Die Luft war angespannt im Stadion des FC St. Pauli, als die beiden Teams aufeinandertrafen. Ein Abstiegskampf, der mehr als nur Punkte auf dem Spiel hatte – hier ging es um die Ehre, um die Hoffnung und um die Nerven der Fans. Der VfL Wolfsburg war der Gegner, und die Ausgangslage war klar: St. Pauli musste gewinnen, um das drohende Abstiegsgespenst abzuwenden. Doch es kam anders. Am Ende stand ein 1:3 auf der Anzeigetafel und damit der bittere Gang in die zweite Liga.
Das Stadion feierte zwar das Team, das trotz zehn Spielen ohne Sieg – ja, die Fanliebe kennt keine Grenzen – kämpferisch auftrat. Abwehrchef Hauke Wahl konnte sich der Selbstkritik nicht entziehen und betonte den Zusammenhalt mit den Fans. Kapitän Jackson Irvine war deutlich: „Wir haben es nicht verdient, besser als Achtzehnter zu sein.“ Ein ehrliches, wenn auch schmerzhaftes Eingeständnis.
Der Spielverlauf – Ein Drama in drei Akten
Die Partie begann mit einem Paukenschlag, als Konstantinos Koulierakis in der 38. Minute per Kopf nach einem Eckball von Christian Eriksen das 1:0 für Wolfsburg erzielte. Ein Treffer, der die Nerven der St. Paulianer auf die Probe stellte. Kurz vor der Pause vergab Andreas Hountondji eine große Chance, die das Blatt hätte wenden können. Der Ausgleich durch Abdoulie Ceesay in der 57. Minute ließ die Hoffnung kurz aufblühen. Aber dann kam das Eigentor von Nikola Vasilj in der 64. Minute, das Wolfsburg wieder in Führung brachte. Ein Moment, der schmerzhafter nicht hätte sein können.

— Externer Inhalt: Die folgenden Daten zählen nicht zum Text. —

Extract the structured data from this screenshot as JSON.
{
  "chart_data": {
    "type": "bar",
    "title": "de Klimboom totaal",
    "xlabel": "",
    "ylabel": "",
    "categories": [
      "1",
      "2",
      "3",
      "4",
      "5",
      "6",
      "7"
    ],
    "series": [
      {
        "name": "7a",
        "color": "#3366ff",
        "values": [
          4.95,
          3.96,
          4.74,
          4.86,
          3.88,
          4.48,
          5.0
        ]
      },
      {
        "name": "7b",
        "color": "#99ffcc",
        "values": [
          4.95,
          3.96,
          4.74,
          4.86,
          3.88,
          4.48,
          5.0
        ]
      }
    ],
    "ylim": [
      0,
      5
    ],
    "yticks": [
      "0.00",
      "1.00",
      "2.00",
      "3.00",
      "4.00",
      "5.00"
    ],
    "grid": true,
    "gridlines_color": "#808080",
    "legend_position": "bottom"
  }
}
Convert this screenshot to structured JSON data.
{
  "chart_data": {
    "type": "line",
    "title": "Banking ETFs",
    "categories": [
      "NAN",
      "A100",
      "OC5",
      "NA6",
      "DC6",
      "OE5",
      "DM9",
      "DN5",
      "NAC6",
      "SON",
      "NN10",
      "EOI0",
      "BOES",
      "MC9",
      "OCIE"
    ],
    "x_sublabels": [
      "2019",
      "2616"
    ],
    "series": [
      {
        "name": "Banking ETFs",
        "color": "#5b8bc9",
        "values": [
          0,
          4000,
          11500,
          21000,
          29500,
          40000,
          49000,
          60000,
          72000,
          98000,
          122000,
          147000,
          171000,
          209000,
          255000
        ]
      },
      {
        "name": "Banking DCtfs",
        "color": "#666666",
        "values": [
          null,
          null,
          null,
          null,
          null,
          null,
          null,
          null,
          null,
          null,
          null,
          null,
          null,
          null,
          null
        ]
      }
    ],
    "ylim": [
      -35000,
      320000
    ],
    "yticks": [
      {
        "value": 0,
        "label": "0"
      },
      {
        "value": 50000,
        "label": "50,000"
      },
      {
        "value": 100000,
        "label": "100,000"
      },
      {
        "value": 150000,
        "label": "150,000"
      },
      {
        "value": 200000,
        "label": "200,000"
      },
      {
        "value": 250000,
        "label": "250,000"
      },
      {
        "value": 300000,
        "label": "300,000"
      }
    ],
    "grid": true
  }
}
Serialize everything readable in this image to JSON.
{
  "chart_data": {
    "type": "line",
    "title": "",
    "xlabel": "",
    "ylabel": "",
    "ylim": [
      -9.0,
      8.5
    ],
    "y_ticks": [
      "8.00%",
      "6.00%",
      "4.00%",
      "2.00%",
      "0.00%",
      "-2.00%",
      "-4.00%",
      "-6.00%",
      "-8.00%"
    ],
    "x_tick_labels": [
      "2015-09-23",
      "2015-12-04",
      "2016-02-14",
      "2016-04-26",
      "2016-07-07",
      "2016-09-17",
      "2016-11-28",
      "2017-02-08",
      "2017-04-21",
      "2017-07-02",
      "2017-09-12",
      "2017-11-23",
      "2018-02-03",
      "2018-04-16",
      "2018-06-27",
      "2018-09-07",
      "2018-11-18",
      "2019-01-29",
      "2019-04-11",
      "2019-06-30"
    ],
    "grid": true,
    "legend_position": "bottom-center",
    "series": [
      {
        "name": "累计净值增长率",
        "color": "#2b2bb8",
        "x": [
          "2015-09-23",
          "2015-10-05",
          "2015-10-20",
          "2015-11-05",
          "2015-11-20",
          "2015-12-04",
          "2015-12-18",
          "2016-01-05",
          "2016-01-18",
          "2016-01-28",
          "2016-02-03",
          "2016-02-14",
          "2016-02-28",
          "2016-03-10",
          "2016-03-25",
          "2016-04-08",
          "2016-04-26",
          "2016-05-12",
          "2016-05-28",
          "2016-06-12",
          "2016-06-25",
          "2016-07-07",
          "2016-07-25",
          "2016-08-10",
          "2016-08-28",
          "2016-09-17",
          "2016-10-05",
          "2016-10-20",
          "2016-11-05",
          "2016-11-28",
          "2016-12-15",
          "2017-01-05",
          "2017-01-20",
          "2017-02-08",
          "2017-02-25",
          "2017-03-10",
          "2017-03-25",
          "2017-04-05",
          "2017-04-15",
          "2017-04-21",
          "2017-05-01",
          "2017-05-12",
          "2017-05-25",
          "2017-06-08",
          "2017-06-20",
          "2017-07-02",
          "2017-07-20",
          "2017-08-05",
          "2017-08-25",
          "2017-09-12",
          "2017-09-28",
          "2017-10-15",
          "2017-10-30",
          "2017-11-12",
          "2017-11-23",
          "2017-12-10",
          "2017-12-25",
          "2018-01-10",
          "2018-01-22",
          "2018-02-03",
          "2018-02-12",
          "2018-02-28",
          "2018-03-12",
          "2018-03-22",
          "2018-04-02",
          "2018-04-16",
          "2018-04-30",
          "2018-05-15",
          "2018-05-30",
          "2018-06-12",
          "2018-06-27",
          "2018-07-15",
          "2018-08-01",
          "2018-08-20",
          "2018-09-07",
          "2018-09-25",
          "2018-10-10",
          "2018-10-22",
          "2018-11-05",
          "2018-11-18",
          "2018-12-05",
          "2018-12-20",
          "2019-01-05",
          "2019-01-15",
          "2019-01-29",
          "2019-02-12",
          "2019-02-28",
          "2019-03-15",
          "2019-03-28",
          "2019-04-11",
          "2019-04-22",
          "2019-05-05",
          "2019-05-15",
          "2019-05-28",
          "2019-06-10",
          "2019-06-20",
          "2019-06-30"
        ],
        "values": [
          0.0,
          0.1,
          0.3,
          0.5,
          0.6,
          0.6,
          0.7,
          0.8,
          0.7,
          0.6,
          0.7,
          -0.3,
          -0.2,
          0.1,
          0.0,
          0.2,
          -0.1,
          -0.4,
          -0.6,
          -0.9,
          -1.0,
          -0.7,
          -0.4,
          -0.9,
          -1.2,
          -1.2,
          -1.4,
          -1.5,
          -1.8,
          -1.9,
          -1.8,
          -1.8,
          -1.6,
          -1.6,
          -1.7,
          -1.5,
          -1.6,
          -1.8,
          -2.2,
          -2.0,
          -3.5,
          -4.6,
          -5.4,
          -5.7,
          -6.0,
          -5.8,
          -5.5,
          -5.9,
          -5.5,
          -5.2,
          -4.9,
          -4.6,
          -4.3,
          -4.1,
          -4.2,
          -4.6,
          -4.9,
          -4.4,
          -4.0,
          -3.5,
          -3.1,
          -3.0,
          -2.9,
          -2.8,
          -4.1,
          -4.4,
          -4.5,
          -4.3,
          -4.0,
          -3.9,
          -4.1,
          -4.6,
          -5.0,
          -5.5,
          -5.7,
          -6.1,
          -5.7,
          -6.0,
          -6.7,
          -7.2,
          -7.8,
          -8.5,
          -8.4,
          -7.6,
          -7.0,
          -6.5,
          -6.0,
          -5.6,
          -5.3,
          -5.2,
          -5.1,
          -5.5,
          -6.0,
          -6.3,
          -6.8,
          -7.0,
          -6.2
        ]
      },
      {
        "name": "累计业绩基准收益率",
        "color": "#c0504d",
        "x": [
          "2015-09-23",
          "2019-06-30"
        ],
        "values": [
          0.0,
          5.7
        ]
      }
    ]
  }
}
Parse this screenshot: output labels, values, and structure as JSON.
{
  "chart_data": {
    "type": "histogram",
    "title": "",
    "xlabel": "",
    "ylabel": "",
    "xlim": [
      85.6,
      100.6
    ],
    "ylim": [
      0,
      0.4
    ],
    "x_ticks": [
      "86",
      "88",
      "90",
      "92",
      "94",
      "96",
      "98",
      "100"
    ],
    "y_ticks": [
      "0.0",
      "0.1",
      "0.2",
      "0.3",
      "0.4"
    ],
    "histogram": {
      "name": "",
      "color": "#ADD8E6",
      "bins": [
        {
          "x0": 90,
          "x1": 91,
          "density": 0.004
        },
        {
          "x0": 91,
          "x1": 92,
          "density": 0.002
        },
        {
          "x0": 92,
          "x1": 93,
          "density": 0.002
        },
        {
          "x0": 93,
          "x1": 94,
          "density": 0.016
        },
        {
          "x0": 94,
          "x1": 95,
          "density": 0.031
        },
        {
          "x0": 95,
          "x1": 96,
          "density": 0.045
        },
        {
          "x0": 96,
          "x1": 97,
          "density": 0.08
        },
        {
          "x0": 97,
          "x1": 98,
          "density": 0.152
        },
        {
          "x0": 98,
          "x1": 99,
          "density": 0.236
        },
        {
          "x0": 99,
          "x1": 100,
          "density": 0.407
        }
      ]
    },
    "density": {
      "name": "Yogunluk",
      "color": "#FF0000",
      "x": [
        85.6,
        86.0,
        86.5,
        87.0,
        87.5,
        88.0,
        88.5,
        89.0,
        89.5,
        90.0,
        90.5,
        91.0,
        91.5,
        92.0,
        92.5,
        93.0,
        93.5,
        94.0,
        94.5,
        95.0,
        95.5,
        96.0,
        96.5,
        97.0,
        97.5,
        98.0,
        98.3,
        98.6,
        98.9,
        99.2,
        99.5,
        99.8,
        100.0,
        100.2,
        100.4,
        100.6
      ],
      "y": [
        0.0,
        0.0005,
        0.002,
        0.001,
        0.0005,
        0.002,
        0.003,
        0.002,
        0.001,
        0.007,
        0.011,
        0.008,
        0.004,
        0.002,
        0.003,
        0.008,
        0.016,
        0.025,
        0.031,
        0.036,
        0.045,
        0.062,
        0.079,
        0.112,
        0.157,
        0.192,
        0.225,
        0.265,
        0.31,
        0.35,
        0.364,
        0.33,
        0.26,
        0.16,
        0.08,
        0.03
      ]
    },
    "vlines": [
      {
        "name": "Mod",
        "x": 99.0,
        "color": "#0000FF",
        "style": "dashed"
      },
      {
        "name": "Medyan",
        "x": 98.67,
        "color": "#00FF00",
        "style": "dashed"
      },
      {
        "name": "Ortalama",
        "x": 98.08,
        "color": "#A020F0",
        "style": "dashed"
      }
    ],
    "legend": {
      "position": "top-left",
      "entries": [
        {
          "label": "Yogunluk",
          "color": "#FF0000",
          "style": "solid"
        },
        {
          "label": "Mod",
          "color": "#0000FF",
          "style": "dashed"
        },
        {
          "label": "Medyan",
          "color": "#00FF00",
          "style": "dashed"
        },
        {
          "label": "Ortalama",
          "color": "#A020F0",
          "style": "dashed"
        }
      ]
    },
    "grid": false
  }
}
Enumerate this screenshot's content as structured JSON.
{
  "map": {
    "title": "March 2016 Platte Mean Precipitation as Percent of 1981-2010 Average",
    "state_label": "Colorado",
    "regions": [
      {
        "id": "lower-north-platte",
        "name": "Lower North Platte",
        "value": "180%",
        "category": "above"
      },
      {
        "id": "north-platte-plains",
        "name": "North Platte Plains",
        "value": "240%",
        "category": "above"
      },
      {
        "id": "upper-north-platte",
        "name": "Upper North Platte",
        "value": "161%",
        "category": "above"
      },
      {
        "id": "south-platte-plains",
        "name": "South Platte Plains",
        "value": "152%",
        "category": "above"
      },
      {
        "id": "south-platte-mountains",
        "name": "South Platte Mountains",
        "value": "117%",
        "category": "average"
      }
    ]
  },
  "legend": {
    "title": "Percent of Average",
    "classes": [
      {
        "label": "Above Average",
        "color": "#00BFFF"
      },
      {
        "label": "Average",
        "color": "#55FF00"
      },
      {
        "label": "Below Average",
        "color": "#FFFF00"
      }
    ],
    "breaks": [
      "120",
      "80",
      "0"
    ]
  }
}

Dzenan Pejčinović erhöhte in der 77. Minute auf 3:1. Ein Abschluss, der die letzten Hoffnungen auf ein Comeback der Hamburger begrub. Christian Eriksen vergab in dieser Phase sogar einen Elfmeter – ein weiterer Tiefschlag für St. Pauli. Die Fans mussten bis zur Nachspielzeit zittern, doch der Ausgleich blieb aus. Stattdessen wurde Koulierakis als „Man of the Match“ ausgezeichnet, während die Spieler von St. Pauli nach dem Abpfiff sichtlich enttäuscht vom Platz gingen.
Die Relegation im Blick
Mit diesem Sieg sicherte sich Wolfsburg einen Platz in der Relegation gegen den Dritten der zweiten Liga. Ein Platz, der mit einem Kaderwert von 300 Millionen Euro und einem Etat von 80 Millionen Euro hart umkämpft sein wird. St. Pauli hingegen muss sich in den kommenden Monaten intensiv auf die zweite Liga vorbereiten. Präsident Oke Göttlich bezeichnete das Spiel als „Sinnbild der Saison“. Und der Abstieg als Tabellenletzter – das ist ein herber Schlag für den Traditionsverein.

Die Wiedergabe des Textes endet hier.